Mass shootings tend to cluster. In August 2019, there were three high-profile shootings in a week, first in Gilroy, California, then back-to-back shootings in El Paso, Texas, and then Dayton, Ohio. One 2015 study led by Sherry Towers, a mathematician at Arizona State University, found that a mass shooting was “contagious for an average of 13 days” and every one of them inspired 0.3 more, meaning that after three shootings, a fourth was imminent.17 In August 2019, that fourth shooting was twenty-seven days later, in Midland-Odessa, Texas, where a thirty-six-year-old went on a shooting spree from his vehicle, killing seven and injuring twenty-three.

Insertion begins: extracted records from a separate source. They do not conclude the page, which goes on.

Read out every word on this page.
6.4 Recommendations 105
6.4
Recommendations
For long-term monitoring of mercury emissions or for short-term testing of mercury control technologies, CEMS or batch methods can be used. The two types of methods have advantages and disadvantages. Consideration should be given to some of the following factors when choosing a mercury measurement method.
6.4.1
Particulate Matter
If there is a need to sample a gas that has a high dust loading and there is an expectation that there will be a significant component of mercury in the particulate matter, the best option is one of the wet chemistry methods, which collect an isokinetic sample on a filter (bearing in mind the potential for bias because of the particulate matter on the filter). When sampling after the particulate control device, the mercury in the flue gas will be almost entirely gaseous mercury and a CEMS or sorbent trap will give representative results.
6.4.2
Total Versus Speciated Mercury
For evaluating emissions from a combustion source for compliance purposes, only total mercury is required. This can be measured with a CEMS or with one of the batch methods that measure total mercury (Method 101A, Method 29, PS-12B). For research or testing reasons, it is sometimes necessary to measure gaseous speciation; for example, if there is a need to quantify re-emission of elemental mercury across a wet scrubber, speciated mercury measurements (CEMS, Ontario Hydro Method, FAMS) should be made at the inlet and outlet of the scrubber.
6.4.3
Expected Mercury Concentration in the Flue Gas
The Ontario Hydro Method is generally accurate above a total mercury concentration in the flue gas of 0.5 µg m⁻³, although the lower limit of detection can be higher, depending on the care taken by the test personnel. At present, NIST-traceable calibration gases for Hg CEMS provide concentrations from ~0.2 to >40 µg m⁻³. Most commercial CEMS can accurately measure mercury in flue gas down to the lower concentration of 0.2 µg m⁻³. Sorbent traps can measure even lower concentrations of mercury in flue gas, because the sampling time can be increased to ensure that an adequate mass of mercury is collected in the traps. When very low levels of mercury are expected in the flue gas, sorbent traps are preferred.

Towers’s study compared three data sets to a mathematical model of a contagion: (1) mass killings where four or more people were killed; (2) school shootings; and (3) mass shootings where three or more people were shot but fewer than four people were killed. For mass killings and school shootings, the contagion model explained the data better than simply assuming the events were random. The third set of data, events in which fewer than four people were killed, showed no signs of triggering other incidents. The reason? Shootings with fewer than four people killed, while obviously troubling, are less well publicized and usually do not generate national news coverage.18
An analysis of data from an independent company that collects information from more than one hundred thousand news sources revealed that perpetrators of seven mass killings from 2013 to 2017 received media coverage equivalent to that of A-list movie stars.19 This model of heavy, transparent circulation inspires some people to take up arms and commit atrocities of their own. It also provides them with information they can use to plan their own shootings, potentially giving them clues as to how to cause more damage or evade capture for longer. Presumably, this is why the student suspected of killing three people at Naval Air Station Pensacola in late 2019 hosted a dinner party the week of his crime where he and his friends watched videos of mass shootings—to find proof of concept.